Yang jelasnya, si istri mengumbar senyum manakala suami berangkat ke kota memenuhi maksudnya. Keceriaan rupa mengumbar kabar. Tetangga pada tahu bahwa sebentar lagi si empunya kedai akan kaya mendadak.
“ Betulkah ?” tanya para tetangga penasaran.
Kita lihat saja apa yang akan menjelma ke permukaan. Apa yang terjadi kemudian harus kuceritakan.
Hari itu suaminya pulang dengan wajah lain. Di tangannya melekat bungkusan tebal lagi berat.
“ E………e………..e………., Mak………, bapak pulang ! Bapak pulang……..,Mak..! Bapak bawa bungkusan besar, Mak !” Si anak lari menyongsong ayahnya. Gembira benar hatinya. Ia melompat ke sana-sini persis kayak orang kesetanan.
Istrinya yang telah menanti lama bergegas tak ingin ketinggalan.
“ Untukku, Pak ?”katanya dengan hati berbunga-bunga.
Bapak hanya manggut. Kotak langsung dibuka. Si anak sudah nggak sabar, ia ingin cepat-cepat melihatnya, tetapi lapisan bungkusnya banyak sekali Selapis, selapis, dan terus begitu samapai kotaknya tinggal kecil persis kayak kotak rokok.
“ Apa isinya ya ? Ha……, sebuah rantai besi kecil dan secarik kertas berisi surat penyegelan tanah !” kata anaknya heran.
“ Untuk siapa, Pak ?” tanya si ibu pula.
“ Ya……, untuk kamu !”
“ Ooooooo……mati aku !” Senyumnya lenyap berganti rentenir bersorak.

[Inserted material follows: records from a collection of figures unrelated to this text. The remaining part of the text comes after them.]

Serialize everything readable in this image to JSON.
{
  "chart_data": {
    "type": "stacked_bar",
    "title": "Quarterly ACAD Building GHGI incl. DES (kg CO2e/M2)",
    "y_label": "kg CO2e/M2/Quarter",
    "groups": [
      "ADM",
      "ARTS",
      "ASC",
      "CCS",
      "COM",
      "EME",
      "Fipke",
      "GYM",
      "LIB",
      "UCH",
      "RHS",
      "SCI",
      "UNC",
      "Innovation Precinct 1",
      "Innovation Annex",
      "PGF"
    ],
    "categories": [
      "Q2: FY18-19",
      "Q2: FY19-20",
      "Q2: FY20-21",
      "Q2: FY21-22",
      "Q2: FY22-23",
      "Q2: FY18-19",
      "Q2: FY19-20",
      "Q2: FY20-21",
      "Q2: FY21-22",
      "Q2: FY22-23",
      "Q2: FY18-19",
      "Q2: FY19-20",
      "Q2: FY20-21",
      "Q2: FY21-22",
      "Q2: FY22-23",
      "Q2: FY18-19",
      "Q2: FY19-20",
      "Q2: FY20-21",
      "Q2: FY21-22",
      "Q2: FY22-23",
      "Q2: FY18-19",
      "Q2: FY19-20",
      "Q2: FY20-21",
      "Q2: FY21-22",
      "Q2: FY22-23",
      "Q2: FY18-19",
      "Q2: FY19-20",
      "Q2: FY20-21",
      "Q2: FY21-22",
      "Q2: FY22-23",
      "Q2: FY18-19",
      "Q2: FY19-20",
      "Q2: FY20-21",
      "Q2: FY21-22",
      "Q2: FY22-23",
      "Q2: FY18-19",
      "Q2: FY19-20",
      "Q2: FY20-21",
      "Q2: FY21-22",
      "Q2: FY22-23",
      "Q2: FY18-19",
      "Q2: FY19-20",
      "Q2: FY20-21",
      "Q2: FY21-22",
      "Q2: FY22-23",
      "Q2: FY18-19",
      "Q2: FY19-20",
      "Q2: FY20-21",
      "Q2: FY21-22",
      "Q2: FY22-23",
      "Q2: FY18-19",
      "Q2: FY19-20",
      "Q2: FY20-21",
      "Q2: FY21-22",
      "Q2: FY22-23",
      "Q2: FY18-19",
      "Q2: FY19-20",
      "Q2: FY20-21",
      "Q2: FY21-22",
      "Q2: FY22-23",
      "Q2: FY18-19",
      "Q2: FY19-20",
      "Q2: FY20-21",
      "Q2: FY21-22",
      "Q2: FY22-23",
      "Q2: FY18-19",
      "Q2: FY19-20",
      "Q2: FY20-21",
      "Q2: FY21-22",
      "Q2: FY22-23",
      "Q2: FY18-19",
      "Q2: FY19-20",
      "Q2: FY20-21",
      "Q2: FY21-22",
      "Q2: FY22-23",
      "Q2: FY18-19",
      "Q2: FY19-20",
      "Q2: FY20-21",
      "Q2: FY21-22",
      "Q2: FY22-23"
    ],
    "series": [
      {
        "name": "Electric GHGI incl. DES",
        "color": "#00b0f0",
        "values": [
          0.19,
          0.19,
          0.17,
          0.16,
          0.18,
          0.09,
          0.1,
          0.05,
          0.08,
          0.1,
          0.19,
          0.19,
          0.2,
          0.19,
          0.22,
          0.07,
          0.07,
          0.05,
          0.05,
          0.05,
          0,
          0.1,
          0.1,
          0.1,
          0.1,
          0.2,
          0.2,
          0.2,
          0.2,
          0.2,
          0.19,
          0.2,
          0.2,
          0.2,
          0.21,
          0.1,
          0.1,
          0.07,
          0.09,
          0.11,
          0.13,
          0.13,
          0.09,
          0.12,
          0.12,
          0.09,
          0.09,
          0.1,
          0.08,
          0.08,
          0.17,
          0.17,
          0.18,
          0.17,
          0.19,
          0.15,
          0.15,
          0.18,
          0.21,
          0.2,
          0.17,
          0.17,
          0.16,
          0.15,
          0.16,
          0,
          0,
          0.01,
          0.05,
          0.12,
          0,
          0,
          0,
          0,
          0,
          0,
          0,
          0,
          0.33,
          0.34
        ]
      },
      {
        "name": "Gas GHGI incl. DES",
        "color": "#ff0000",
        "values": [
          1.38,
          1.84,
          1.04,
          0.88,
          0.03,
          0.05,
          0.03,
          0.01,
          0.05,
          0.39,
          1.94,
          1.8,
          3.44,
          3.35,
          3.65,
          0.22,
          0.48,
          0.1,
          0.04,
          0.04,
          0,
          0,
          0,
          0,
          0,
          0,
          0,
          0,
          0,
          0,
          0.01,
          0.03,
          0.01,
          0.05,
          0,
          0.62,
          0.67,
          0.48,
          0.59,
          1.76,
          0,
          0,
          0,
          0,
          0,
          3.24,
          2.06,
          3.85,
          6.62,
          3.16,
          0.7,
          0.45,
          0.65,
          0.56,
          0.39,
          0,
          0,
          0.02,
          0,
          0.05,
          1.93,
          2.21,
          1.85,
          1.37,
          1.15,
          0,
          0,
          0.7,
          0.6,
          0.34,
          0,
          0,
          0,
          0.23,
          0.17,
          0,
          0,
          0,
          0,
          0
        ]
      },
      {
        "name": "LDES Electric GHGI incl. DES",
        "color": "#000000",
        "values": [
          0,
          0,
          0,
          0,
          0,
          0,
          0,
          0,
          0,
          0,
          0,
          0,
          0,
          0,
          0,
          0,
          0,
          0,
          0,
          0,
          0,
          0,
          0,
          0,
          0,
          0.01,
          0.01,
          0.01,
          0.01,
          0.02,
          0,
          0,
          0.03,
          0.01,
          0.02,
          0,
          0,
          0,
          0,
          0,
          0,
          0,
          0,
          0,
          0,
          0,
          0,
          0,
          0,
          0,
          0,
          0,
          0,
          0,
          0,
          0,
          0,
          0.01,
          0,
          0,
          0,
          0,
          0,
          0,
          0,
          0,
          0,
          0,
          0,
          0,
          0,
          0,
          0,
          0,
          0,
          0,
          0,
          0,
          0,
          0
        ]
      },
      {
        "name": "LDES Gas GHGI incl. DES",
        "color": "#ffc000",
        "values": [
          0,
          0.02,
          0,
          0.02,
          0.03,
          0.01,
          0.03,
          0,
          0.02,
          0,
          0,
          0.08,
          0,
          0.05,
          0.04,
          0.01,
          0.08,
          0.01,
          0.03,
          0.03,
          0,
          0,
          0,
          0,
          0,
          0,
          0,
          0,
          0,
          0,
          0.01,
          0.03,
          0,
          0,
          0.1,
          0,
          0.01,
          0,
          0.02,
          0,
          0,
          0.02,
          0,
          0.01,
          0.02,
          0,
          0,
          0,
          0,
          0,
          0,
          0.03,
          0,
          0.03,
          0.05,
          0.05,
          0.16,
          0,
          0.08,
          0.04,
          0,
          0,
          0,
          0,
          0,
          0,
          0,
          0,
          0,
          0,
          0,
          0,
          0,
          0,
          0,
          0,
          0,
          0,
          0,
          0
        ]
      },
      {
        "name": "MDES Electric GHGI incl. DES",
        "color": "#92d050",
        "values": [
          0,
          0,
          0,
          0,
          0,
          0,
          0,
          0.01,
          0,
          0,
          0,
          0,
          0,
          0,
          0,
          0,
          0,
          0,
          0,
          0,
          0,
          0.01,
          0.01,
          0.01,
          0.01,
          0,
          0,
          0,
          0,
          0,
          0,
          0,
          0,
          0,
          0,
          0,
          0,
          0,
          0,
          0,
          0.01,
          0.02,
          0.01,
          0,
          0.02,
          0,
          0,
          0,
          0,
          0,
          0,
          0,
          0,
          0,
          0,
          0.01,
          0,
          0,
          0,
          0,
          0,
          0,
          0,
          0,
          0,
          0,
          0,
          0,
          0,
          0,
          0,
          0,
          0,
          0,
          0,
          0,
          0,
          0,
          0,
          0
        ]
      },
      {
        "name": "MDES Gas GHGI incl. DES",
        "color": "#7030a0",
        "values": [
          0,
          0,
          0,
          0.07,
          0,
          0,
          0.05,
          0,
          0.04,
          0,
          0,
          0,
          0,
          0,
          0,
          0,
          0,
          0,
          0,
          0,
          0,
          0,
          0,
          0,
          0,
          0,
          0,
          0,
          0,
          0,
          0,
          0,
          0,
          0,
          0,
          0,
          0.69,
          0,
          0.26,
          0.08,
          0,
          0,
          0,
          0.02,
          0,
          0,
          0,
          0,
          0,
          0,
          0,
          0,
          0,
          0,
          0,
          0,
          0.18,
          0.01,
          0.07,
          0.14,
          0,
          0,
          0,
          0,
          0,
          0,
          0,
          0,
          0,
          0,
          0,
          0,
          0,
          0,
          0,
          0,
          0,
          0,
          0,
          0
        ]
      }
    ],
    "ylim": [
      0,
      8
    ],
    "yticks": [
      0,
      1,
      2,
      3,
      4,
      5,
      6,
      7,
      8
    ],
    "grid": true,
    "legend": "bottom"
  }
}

1. Bermegah-megahan telah melalaikan kamu
2. Sampai kamu masuk ke dalam kubur.
3. Janganlah begitu, kelak kamu akan mengetahui (akibat perbuatanmu itu),
4. Dan janganlah begitu, kelak kamu akan mengetahui.
5. Janganlah begitu, jika kamu mengetahui dengan pengetahuan yang yakin,
6. Niscaya kamu benar-benar akan melihat neraka Jahiim,
7. Dan sesungguhnya kamu benar-benar akan melihatnya dengan ‘ainul yaqin
8. Kemudian kamu pasti akan ditanyai pada hari itu tentang kenikmatan (yang kamu megah-megahkan di dunia itu).